[lbo-talk] Conversation with Derrida

Shane Mage shmage at pipeline.com
Thu Nov 5 18:36:10 PST 2009


On Nov 5, 2009, at 6:56 PM, James Heartfield wrote:


> Shane writes that the founders 'made absolutely sure that neither
> the word nor the concept appear in their Constitution and
> Declaration. Even the Bill of Democratic Rights that they were
> forced to accept (in words only) includes no mention of democracy'
>
> Yes, but Marx says 'Democracy is the solution to the riddle of every
> constitution. In it we find the constitution founded on its true
> ground: real human beings and real people; not merely implicity and
> in essence, but in existence and in reality. The constitution is
> thus posited as the people's own creation. The constitution is in
> appearance what it is in reality: the free creation of man.'
> Critique of Hegel's Doctrine of the State, in the Penguin Early
> Writings collection, p 87
>
> In other words, just the act of making the constitution contains the
> germ of democracy.

Of course I agree.
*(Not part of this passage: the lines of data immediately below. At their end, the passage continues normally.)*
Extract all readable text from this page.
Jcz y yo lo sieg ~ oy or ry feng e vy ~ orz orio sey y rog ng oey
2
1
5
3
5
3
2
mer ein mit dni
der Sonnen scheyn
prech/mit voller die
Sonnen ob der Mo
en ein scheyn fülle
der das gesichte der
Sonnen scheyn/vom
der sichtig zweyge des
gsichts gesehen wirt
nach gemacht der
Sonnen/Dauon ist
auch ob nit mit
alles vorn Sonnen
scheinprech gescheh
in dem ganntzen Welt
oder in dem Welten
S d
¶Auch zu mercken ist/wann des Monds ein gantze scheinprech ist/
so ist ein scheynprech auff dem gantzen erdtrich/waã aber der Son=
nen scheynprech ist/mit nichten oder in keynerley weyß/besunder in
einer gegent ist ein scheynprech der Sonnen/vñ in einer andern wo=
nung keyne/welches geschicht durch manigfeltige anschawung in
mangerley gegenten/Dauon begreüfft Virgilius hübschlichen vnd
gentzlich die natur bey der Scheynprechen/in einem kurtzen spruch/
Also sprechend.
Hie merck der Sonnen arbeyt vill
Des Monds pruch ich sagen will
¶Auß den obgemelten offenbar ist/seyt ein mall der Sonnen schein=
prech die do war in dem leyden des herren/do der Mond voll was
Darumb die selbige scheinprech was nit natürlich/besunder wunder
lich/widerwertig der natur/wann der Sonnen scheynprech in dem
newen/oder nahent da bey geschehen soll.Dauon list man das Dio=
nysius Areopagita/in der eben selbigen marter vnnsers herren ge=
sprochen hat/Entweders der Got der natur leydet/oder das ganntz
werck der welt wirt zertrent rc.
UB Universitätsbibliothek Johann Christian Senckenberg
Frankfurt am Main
That is exactly why I called the "Bill of Rights" (first tern amendments) the "Bill of Democratic Rights." And why I argue that the proper legal interpretation of the Constitution is its *literal* interpretation.

Shane Mage


> This cosmos did none of gods or men make, but it
> always was and is and shall be: an everlasting fire,
> kindling in measures and going out in measures."